Hubby and puppy are driving to Canada next week to take our trailer up and set things up. I'm not ready for a 1500-mile trip in a bumpy truck hauling a trailer so I'm flying up on July 23. I can't wait to be at my peaceful spot on the lake with all the critters and no city sounds!
I'm tired so I'll talk to ya'll later,
I've been in the cancer center for 6 days now and have my transplant tomorrow. I'm doing well so far with the chemo but will probably be feeling bad after tomorrow. I won't have any white blood cells so I have to wait to grow more. I'll be here about two more weeks, then to Hope Lodge, which is sort of like a Ronald McDonald house because I can't be more than 15 minutes away from the hospital.
It's boring but I have books and my laptop so that helps. My grandbabies have had colds so they couldn't come visit. Sick people aren't allowed. Hopefully they'll come Thursday.

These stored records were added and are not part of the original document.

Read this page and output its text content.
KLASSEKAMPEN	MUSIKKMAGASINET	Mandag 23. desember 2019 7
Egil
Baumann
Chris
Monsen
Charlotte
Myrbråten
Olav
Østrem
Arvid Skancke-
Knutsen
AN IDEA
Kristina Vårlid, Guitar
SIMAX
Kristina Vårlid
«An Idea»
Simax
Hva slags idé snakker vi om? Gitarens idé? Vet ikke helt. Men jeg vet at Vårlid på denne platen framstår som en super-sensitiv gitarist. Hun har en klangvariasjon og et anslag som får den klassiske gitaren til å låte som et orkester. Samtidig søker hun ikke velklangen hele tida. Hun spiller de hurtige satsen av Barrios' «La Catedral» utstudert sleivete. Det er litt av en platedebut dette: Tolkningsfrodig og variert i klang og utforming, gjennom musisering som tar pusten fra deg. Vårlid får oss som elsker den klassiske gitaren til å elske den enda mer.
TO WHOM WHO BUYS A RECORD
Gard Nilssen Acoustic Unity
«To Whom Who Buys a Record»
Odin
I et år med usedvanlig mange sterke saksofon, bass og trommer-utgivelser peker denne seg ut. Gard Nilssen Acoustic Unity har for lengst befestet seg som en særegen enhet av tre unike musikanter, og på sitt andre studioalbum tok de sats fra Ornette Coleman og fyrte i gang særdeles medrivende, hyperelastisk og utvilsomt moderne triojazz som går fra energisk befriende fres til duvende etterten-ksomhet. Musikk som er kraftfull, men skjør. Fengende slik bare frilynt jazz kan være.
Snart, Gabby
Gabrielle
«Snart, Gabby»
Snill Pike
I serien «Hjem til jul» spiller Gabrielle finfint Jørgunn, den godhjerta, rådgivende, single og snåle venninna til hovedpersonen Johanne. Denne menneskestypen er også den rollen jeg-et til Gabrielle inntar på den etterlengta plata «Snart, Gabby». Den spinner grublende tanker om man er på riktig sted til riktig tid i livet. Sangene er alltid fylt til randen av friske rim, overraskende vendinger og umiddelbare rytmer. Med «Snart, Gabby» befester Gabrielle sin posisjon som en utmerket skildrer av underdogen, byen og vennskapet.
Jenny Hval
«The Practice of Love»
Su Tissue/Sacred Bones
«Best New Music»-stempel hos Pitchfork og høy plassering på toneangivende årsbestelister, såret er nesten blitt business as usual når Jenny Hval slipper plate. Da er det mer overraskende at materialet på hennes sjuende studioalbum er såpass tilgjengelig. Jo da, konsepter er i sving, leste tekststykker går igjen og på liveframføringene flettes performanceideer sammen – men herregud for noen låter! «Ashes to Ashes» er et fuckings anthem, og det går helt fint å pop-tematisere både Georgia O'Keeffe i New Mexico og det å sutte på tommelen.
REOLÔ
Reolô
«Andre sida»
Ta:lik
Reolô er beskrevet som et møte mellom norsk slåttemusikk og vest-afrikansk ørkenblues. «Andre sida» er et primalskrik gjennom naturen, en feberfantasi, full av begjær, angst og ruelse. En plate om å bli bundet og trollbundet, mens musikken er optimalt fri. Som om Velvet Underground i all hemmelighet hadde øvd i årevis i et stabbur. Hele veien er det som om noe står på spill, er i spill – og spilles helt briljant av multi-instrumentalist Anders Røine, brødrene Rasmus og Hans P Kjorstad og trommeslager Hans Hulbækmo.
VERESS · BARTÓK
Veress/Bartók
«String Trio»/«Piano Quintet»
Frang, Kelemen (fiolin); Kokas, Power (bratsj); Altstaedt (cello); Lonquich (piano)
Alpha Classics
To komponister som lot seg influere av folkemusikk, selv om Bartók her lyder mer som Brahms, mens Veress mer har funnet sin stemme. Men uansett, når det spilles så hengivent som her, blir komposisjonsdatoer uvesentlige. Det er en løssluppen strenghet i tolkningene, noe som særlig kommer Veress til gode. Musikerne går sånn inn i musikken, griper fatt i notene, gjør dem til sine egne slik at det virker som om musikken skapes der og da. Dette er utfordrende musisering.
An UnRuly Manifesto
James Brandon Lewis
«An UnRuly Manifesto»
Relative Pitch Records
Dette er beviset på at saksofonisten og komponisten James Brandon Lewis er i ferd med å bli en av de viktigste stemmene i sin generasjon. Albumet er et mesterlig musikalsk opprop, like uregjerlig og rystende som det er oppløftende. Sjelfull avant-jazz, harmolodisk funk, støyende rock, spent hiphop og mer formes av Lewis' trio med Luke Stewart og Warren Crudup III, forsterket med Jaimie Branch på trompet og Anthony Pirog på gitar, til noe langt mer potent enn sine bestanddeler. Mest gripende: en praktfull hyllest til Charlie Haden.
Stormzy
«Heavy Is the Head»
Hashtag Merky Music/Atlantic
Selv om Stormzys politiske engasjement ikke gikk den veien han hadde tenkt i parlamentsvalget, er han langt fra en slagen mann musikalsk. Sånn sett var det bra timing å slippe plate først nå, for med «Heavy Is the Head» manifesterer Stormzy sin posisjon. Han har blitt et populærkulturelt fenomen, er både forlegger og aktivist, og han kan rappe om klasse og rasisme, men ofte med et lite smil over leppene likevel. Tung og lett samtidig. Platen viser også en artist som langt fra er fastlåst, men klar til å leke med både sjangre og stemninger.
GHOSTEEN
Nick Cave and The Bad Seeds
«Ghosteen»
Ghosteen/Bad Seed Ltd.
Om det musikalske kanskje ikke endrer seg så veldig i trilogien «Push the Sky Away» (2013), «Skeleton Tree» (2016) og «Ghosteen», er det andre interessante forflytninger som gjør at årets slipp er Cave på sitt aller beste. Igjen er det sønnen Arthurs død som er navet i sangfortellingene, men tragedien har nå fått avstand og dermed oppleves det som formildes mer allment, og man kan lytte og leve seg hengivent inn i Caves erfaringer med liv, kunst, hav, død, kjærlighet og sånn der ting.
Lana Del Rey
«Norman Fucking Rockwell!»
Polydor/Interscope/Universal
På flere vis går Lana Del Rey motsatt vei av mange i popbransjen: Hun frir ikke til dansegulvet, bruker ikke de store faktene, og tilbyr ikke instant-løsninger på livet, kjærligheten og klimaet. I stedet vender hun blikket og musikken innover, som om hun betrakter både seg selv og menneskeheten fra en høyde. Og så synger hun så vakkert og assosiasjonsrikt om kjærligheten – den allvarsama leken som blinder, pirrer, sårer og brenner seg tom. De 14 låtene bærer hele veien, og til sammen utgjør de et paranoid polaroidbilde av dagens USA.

I hope everyone is doing well.
Sorry I haven't posted in so long but I've been going to the cancer center seven days a week for injections and more tests and we're there from 8 am to 4 pm, but last night we were there until 8 pm. They started my stem cell collection yesterday and I went again today. They still don't have enough cells so I'm hooked up to the machine a little longer every day and I've had three units of blood. It'll be longer than five hours tomorrow and if I get blood it'll be another two to four hours. The injections I get twice a day, two shots each time, are giving me flu-like symptoms and bone pain. It's not horrible and it's progress toward my transplant. I just hope they get the over two million cells they need!
Have a great weekend everyone! I'll be thinking of ya'll and being jealous....lol.

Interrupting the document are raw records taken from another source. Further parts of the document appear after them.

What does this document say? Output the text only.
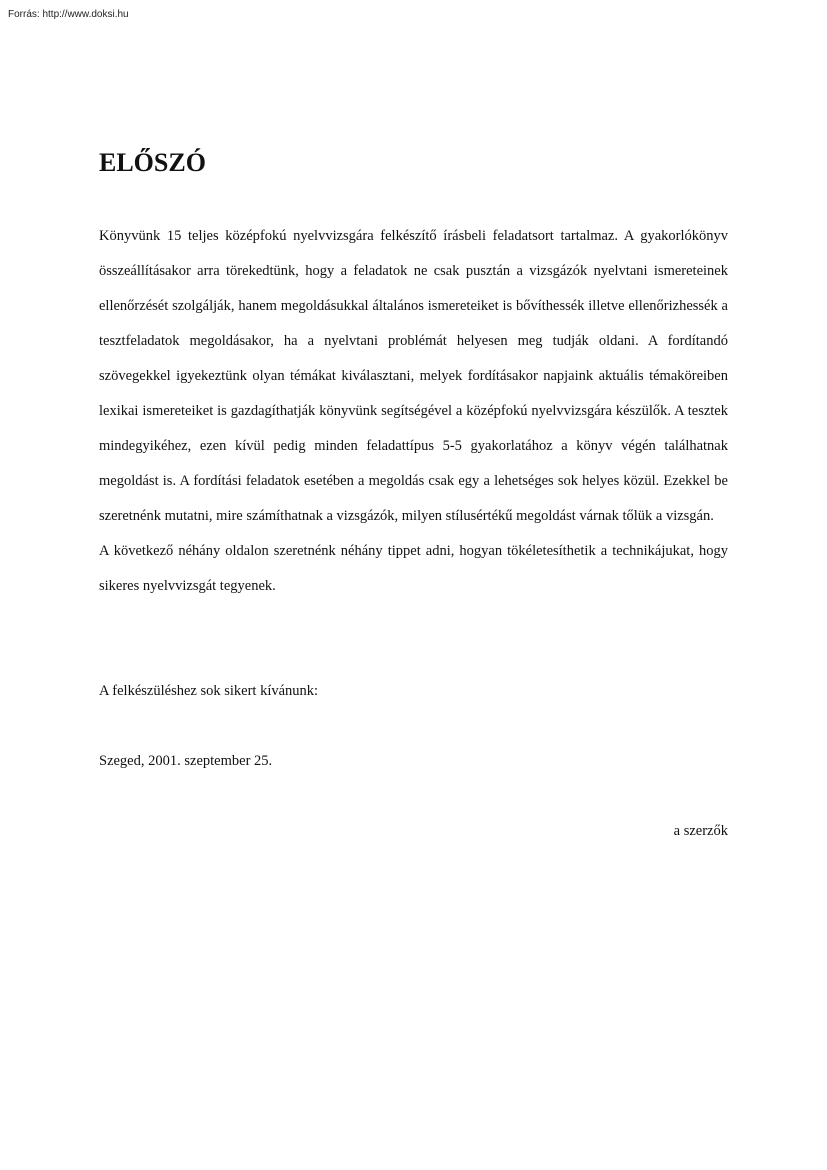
Forrás: http://www.doksi.hu
ELŐSZÓ

Könyvünk 15 teljes középfokú nyelvvizsgára felkészítő írásbeli feladatsort tartalmaz. A gyakorlókönyv összeállításakor arra törekedtünk, hogy a feladatok ne csak pusztán a vizsgázók nyelvtani ismereteinek ellenőrzését szolgálják, hanem megoldásukkal általános ismereteiket is bővíthessék illetve ellenőrizhessék a tesztfeladatok megoldásakor, ha a nyelvtani problémát helyesen meg tudják oldani. A fordítandó szövegekkel igyekeztünk olyan témákat kiválasztani, melyek fordításakor napjaink aktuális témaköreiben lexikai ismereteiket is gazdagíthatják könyvünk segítségével a középfokú nyelvvizsgára készülők. A tesztek mindegyikéhez, ezen kívül pedig minden feladattípus 5-5 gyakorlatához a könyv végén találhatnak megoldást is. A fordítási feladatok esetében a megoldás csak egy a lehetséges sok helyes közül. Ezekkel be szeretnénk mutatni, mire számíthatnak a vizsgázók, milyen stílusértékű megoldást várnak tőlük a vizsgán.

A következő néhány oldalon szeretnénk néhány tippet adni, hogyan tökéletesíthetik a technikájukat, hogy sikeres nyelvvizsgát tegyenek.

A felkészüléshez sok sikert kívánunk:
Szeged, 2001. szeptember 25.
a szerzők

It's so much fun to be able to do things again, even if's temporary. Saturday my daughter had a fund-raiser party at her house and the donations went to Moffit Cancer Center. It was nice to meet her new friends and see her old friends. I had a great time and ate too much again....lol.
Today we went on a dolphin-hunting boat and saw lots of dolphins, including a baby who swam right along with it's mommy. They swim beside the boat and jump in the wake. They're so close it seems like they'll jump right on the boat. It's so much nicer to see them in their natural habitat. My grandbabies loved it.
I feel great right now and I hope everyone had a great weekend!
I went to Moffitt Cancer Center today and had 9 appointments for several different tests and visits with physicians's assistant's, case manager's, and a class about the bone marrow transplant. It was worse than a day working! I go back tomorrow for more tests. I'll be so glad when this is all over and I have something else to write about....lol.
Diet wise.....I'm still eating waaay too much. I'm feeling so good right now I can't believe it. Things will change when I go in the hospital next month though so I don't care how much weight I gain! I'm just going to enjoy my food while I can. Yum...yum!